Dampak Nilai Tukar dan Perdagangan Lintas Negara
Tren pelemahan indeks dolar AS terhadap mata uang negara-negara maju (DXY) maupun negara berkembang (ADXY) menjadi cerminan dari dinamika tersebut. Situasi ini memberikan ruang yang lebih leluasa bagi nilai tukar rupiah untuk bergerak stabil dan mendukung ketahanan ekonomi nasional.
Lebih lanjut, Bank Indonesia memandang kondisi global yang bergerak ke arah lebih terbuka dan kooperatif ini sebagai faktor penunjang untuk memperkuat fondasi pertumbuhan. Firman menjelaskan, meski belum dilakukan kalkulasi menyeluruh terhadap dampak dari penurunan tarif dari 32% menjadi 19%, arah kebijakan ini telah menunjukkan sinyal positif bagi perekonomian.
“Kita lihat nanti ya, kami masih hitung [dampaknya],” ujarnya.
Namun, ia tetap menekankan bahwa arah umum dari kesepakatan tersebut membuka peluang bagi Indonesia untuk mengoptimalkan sektor perdagangan dan menciptakan arus barang dan jasa yang lebih kompetitif.

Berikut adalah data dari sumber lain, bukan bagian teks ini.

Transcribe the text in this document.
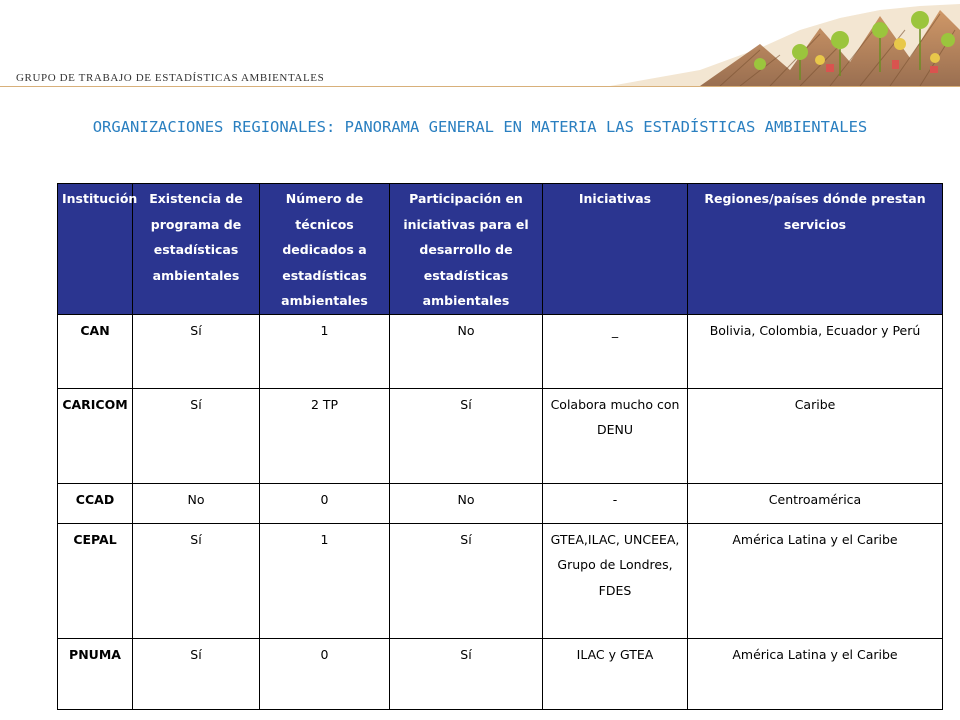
GRUPO DE TRABAJO DE ESTADÍSTICAS AMBIENTALES
ORGANIZACIONES REGIONALES: PANORAMA GENERAL EN MATERIA LAS ESTADÍSTICAS AMBIENTALES
Institución	Existencia de programa de estadísticas ambientales	Número de técnicos dedicados a estadísticas ambientales	Participación en iniciativas para el desarrollo de estadísticas ambientales	Iniciativas	Regiones/países dónde prestan servicios
CAN	Sí	1	No	_	Bolivia, Colombia, Ecuador y Perú
CARICOM	Sí	2 TP	Sí	Colabora mucho con DENU	Caribe
CCAD	No	0	No	-	Centroamérica
CEPAL	Sí	1	Sí	GTEA,ILAC, UNCEEA, Grupo de Londres, FDES	América Latina y el Caribe
PNUMA	Sí	0	Sí	ILAC y GTEA	América Latina y el Caribe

Potensi Tambahan dari Kesepakatan Lain
Sementara itu, pemerintah turut memanfaatkan momen ini untuk memperluas upaya percepatan pertumbuhan ekonomi melalui sinergi dengan kesepakatan perdagangan lainnya. Salah satunya melalui kerja sama ekonomi strategis antara Indonesia dan Uni Eropa lewat IEU-CEPA.
Pernyataan senada juga disampaikan oleh Direktur Jenderal Strategi Ekonomi dan Fiskal Kementerian Keuangan, Febrio Nathan Kacaribu. Menurutnya, kombinasi antara kesepakatan tarif 19% dengan AS dan penguatan kerja sama dagang dengan Eropa membuka peluang ekonomi Indonesia untuk tumbuh lebih solid dan mendekati proyeksi pemerintah.
“Ada peluang untuk mendorong lebih cepat lagi karena ada momentum dengan keberhasilan tim untuk negosiasi [tarif],” jelas Febrio.
Target Pertumbuhan Ekonomi Lebih Dekat
Febrio menilai bahwa dengan tarif yang lebih rendah dibandingkan banyak negara lain, serta proyeksi ekspor semester II/2025 yang lebih kuat, target pertumbuhan ekonomi nasional sebesar 5% semakin realistis untuk dicapai. Ia menggarisbawahi pentingnya pemerintah mengambil langkah cepat dalam memanfaatkan momentum ini melalui peningkatan kerja sama ekonomi bilateral maupun multilateral.
Menurut Febrio, pencapaian kesepakatan dagang seperti ini seharusnya dijadikan titik tolak untuk meningkatkan kinerja ekspor, memperkuat posisi Indonesia dalam rantai pasok global, dan memperbesar pangsa pasar ekspor nasional.
Momentum Strategis Perlu Dimaksimalkan
Kesepakatan tarif baru antara AS dan Indonesia dinilai sebagai momentum penting yang tak boleh disia-siakan. Dalam konteks perdagangan global yang terus berubah dan tidak pasti, kerja sama semacam ini bisa menjadi penyeimbang terhadap tekanan eksternal dan peluang pemulihan ekonomi.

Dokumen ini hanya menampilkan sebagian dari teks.